Study Maps Medical Pot Laws and Regulations
Anyone trying to make a living in the legal marijuana industry has faced the absurd and frustrating obstacles resulting from cannabis being legal in a certain states, but not legal on a federal level, which still maintains a Schedule 1 classification for weed, therefore allowing the feds to ruin one’s business or life at any given moment.
Temple University laid out the facts regarding how state laws disparately regulate patient registration and civil rights, product safety labeling and packaging, and dispensaries, according to a new study published in the journal Addiction.
The study, done earlier this year, found that state laws mimic some aspects of federal prescription drug and controlled substances laws, as well as regulatory strategies used for alcohol, tobacco and traditional medicines.
Scott Burris and a team of researchers from the Temple University Center for Public Health Law Research and the RAND Drug Policy Research Center analyzed characteristics of each of the legal, medical or recreational, state’s laws using data from the Prescription Drug Abuse Policy System.
The laws, according to the authors, are an attempt by state governments to protect patients and the public, as MMJ is increasingly used to treat illnesses ranging from epilepsy to AIDS.
These laws, they say, attempt to fill in gaps created by the nearly 50-year-old federal Controlled Substances Act that has maddeningly maintained marijuana in the Schedule 1 drug class, along with heroin and other hard drugs.
The infuriating part is the DEA’s insistence that cannabis has no acceptable medical uses.
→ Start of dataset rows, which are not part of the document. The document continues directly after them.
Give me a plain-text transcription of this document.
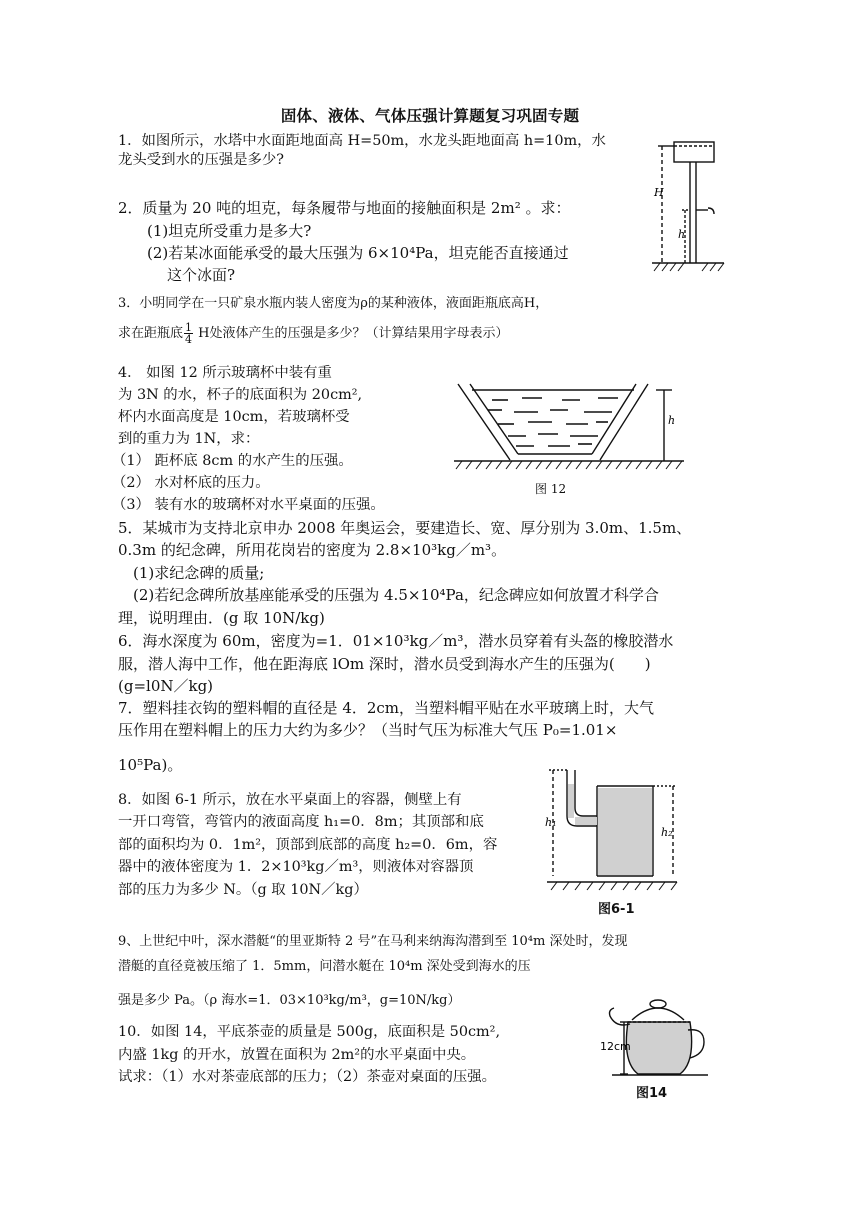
固体、液体、气体压强计算题复习巩固专题
1．如图所示，水塔中水面距地面高 H=50m，水龙头距地面高 h=10m，水
龙头受到水的压强是多少?
H
h
2．质量为 20 吨的坦克，每条履带与地面的接触面积是 2m² 。求：
(1)坦克所受重力是多大?
(2)若某冰面能承受的最大压强为 6×10⁴Pa，坦克能否直接通过
这个冰面?
3．小明同学在一只矿泉水瓶内装人密度为ρ的某种液体，液面距瓶底高H，
求在距瓶底 $\frac{1}{4}$ H处液体产生的压强是多少？（计算结果用字母表示）
4． 如图 12 所示玻璃杯中装有重
为 3N 的水，杯子的底面积为 20cm²,
杯内水面高度是 10cm，若玻璃杯受
到的重力为 1N，求：
（1） 距杯底 8cm 的水产生的压强。
（2） 水对杯底的压力。
（3） 装有水的玻璃杯对水平桌面的压强。
h
图 12
5．某城市为支持北京申办 2008 年奥运会，要建造长、宽、厚分别为 3.0m、1.5m、
0.3m 的纪念碑，所用花岗岩的密度为 2.8×10³kg／m³。
(1)求纪念碑的质量;
(2)若纪念碑所放基座能承受的压强为 4.5×10⁴Pa，纪念碑应如何放置才科学合
理，说明理由．(g 取 10N/kg)
6．海水深度为 60m，密度为=1．01×10³kg／m³，潜水员穿着有头盔的橡胶潜水
服，潜人海中工作，他在距海底 lOm 深时，潜水员受到海水产生的压强为(　　)
(g=l0N／kg)
7．塑料挂衣钩的塑料帽的直径是 4．2cm，当塑料帽平贴在水平玻璃上时，大气
压作用在塑料帽上的压力大约为多少？（当时气压为标准大气压 P₀=1.01×
10⁵Pa)。
8．如图 6-1 所示，放在水平桌面上的容器，侧壁上有
一开口弯管，弯管内的液面高度 h₁=0．8m；其顶部和底
部的面积均为 0．1m²，顶部到底部的高度 h₂=0．6m，容
器中的液体密度为 1．2×10³kg／m³，则液体对容器顶
部的压力为多少 N。（g 取 10N／kg）
h₁
h₂
图6-1
9、上世纪中叶，深水潜艇“的里亚斯特 2 号”在马利来纳海沟潜到至 10⁴m 深处时，发现
潜艇的直径竟被压缩了 1．5mm，问潜水艇在 10⁴m 深处受到海水的压
强是多少 Pa。（ρ 海水=1．03×10³kg/m³，g=10N/kg）
10．如图 14，平底茶壶的质量是 500g，底面积是 50cm²,
内盛 1kg 的开水，放置在面积为 2m²的水平桌面中央。
试求：（1）水对茶壶底部的压力；（2）茶壶对桌面的压强。
12cm
图14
“In the absence of the usual federal regulations to protect patients, ensure product safety and prevent diversion and abuse, states have been left to their own devices,” said author Scott Burris, director of the Center for Public Health Law Research.
Other findings included:
Only 14 states protect patients from discrimination.
While the majority of states with medical marijuana laws have packaging and labeling requirements for medical marijuana products, the laws vary widely in what they require. For example, only 18 states have made product safety testing mandatory.
Dispensaries are regulated in 25 states, but only 21 restrict where a dispensary may be located.
“In this area of health policy, as in others, states are serving as ‘laboratories of democracy,’ but the exercise is only productive if researchers step up to rigorously evaluate the impact of state innovation,” Burris said.
“We largely have no idea about how well these laws protect patients and the public,” he added.
Still the problem remains. Despite the studies and research, how are medical and recreational cannabis users protected in a country that maintains so many inconsistent laws and regulations?